At present, the insolvency and restructuring legislative framework for Singapore corporates is provided within the Companies Act. However, personal insolvency matters are dealt with in accordance with Bankruptcy Act.
The IRDA act passed in the parliament on 1st October 2018 and was planned to come into action in the year 2020. This new regulation is intended to work as omnibus legislation that consolidates the personal and corporate insolvency as well as restructuring laws of Singapore into one enactment. Many new provisions and procedures are also added to the list for ease of turnaround and restructuring advisory.
Generally, the liquidation of an insolvent company in the country can be affected by compulsory liquidation or voluntary liquidation initiated by creditors.
The creditors’ voluntary liquidation is generally initiated through company itself while passing a special resolution regarding voluntary liquidation. The company can nominate a person to work as a liquidator. In case of the nomination is rejected by the creditors, they can also choose a liquidator to proceed ahead with formalities. In order to convert creditors’ voluntary liquidation into compulsory liquidation, the application must be sectioned by the Singapore court. On the other side, for compulsory liquidation, the directors or members need to submit an application to the court to lead the winding-up procedure.

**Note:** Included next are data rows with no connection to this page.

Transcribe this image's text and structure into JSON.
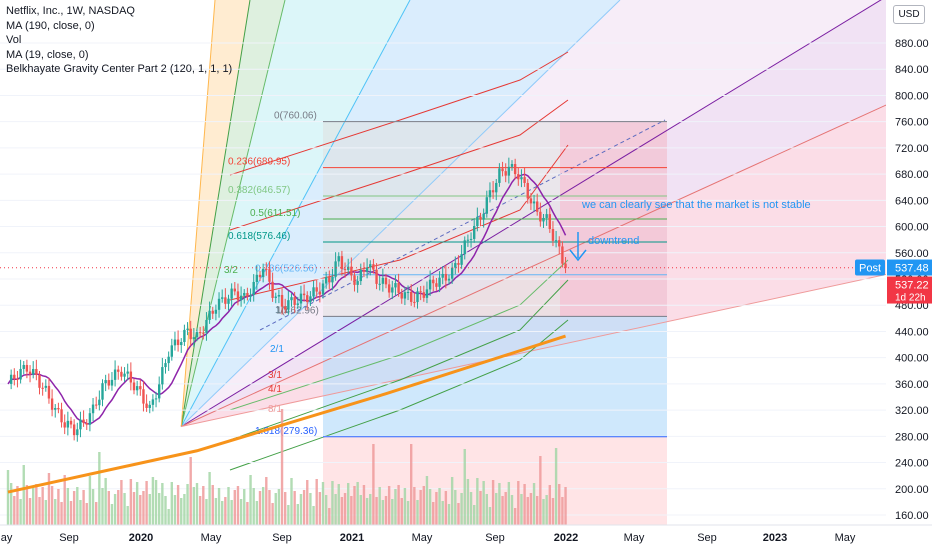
{
  "legend": {
    "title": "Netflix, Inc., 1W, NASDAQ",
    "lines": [
      "MA (190, close, 0)",
      "Vol",
      "MA (19, close, 0)",
      "Belkhayate Gravity Center Part 2 (120, 1, 1, 1)"
    ]
  },
  "currency_button": "USD",
  "price_tags": {
    "post_label": "Post",
    "post_price": "537.48",
    "last_price": "537.22",
    "countdown": "1d 22h"
  },
  "colors": {
    "up": "#26a69a",
    "down": "#ef5350",
    "ma190": "#f7931a",
    "ma19": "#8e24aa",
    "fib_zone": "#e7e7ea",
    "blue_zone": "#bbdefb",
    "red_zone": "#f8bbd0",
    "annotation": "#2196f3",
    "post_tag": "#2196f3",
    "last_tag": "#f23645"
  },
  "annotations": {
    "note": "we can clearly see that the market is not stable",
    "downtrend": "downtrend"
  },
  "chart_data": {
    "type": "candlestick",
    "title": "Netflix, Inc., 1W, NASDAQ",
    "y_axis": {
      "ticks": [
        160,
        200,
        240,
        280,
        320,
        360,
        400,
        440,
        480,
        520,
        560,
        600,
        640,
        680,
        720,
        760,
        800,
        840,
        880
      ],
      "range": [
        145,
        925
      ]
    },
    "x_axis": {
      "labels": [
        "May",
        "Sep",
        "2020",
        "May",
        "Sep",
        "2021",
        "May",
        "Sep",
        "2022",
        "May",
        "Sep",
        "2023",
        "May"
      ],
      "bold": [
        "2020",
        "2021",
        "2022",
        "2023"
      ]
    },
    "fib_levels": [
      {
        "label": "0(760.06)",
        "value": 760.06
      },
      {
        "label": "0.236(689.95)",
        "value": 689.95
      },
      {
        "label": "0.382(646.57)",
        "value": 646.57
      },
      {
        "label": "0.5(611.51)",
        "value": 611.51
      },
      {
        "label": "0.618(576.46)",
        "value": 576.46
      },
      {
        "label": "0.786(526.56)",
        "value": 526.56
      },
      {
        "label": "1(462.96)",
        "value": 462.96
      },
      {
        "label": "1.618(279.36)",
        "value": 279.36
      }
    ],
    "fan_labels": [
      "3/2",
      "2/1",
      "3/1",
      "4/1",
      "8/1",
      "1/1"
    ],
    "price_path": [
      [
        0,
        360
      ],
      [
        3,
        375
      ],
      [
        6,
        385
      ],
      [
        9,
        370
      ],
      [
        12,
        348
      ],
      [
        15,
        320
      ],
      [
        18,
        300
      ],
      [
        21,
        290
      ],
      [
        24,
        300
      ],
      [
        27,
        320
      ],
      [
        30,
        355
      ],
      [
        33,
        370
      ],
      [
        36,
        380
      ],
      [
        39,
        365
      ],
      [
        42,
        345
      ],
      [
        45,
        320
      ],
      [
        48,
        360
      ],
      [
        51,
        410
      ],
      [
        54,
        425
      ],
      [
        57,
        440
      ],
      [
        60,
        430
      ],
      [
        63,
        455
      ],
      [
        66,
        480
      ],
      [
        69,
        490
      ],
      [
        72,
        500
      ],
      [
        75,
        490
      ],
      [
        78,
        510
      ],
      [
        81,
        540
      ],
      [
        84,
        500
      ],
      [
        87,
        480
      ],
      [
        90,
        485
      ],
      [
        93,
        490
      ],
      [
        96,
        495
      ],
      [
        99,
        505
      ],
      [
        102,
        520
      ],
      [
        105,
        550
      ],
      [
        108,
        530
      ],
      [
        111,
        515
      ],
      [
        114,
        545
      ],
      [
        117,
        520
      ],
      [
        120,
        510
      ],
      [
        123,
        505
      ],
      [
        126,
        495
      ],
      [
        129,
        490
      ],
      [
        132,
        500
      ],
      [
        135,
        515
      ],
      [
        138,
        520
      ],
      [
        141,
        530
      ],
      [
        144,
        560
      ],
      [
        147,
        590
      ],
      [
        150,
        615
      ],
      [
        153,
        650
      ],
      [
        156,
        680
      ],
      [
        159,
        690
      ],
      [
        162,
        680
      ],
      [
        165,
        650
      ],
      [
        168,
        620
      ],
      [
        171,
        610
      ],
      [
        174,
        575
      ],
      [
        177,
        537
      ]
    ],
    "ma190": [
      [
        0,
        195
      ],
      [
        60,
        258
      ],
      [
        120,
        345
      ],
      [
        177,
        433
      ]
    ],
    "price_range_box": {
      "top": 760.06,
      "bottom": 279.36
    },
    "last_price": 537.22,
    "post_price": 537.48
  }
}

In case of restructuring, the creditors or directors of the company can submit an application to Singapore High Court with a request to keep the company under judicial management. The scheme of arrangement can be proposed by the management of the company while responding to the formal insolvency proceedings with reference to the company. However, the shareholders, creditors, and liquidators of the company can submit an application in the Singapore High Court. The court may further order the summoning of creditors and members meeting to consider the scheme of arrangement.
Should you need financial advisory restructuring services?
One should go with the restructuring option only when there is a thorough repayment plan. However, experts always recommend hiring a financial advisory restructuring service provider in the country to proceed ahead with the formalities. The experienced service providers are well aware of the legal practices as per regional and international regulations. They can assist clients with desirable outcomes, even in the most complicated circumstances. The professionals can guide business owners regarding all aspects of rescue, restructuring, and insolvency in business. They can handle the legal formalities with adequate procedures to meet the expectations.
The companies and stakeholders in Singapore need to develop a clear understanding of restructuring and insolvency procedures. When they follow adequate strategies, it gets easier to optimize operations while saving more amount. Hiring a team of experts to handle such operations may give you complete peace of mind, especially when you are already involved in financial hardship. When company restructuring procedures are executed well, they can help you refocus on competitive advantages and growth perspectives. The turnaround and restructuring advisory and the legal experts can help you to complete the process easily.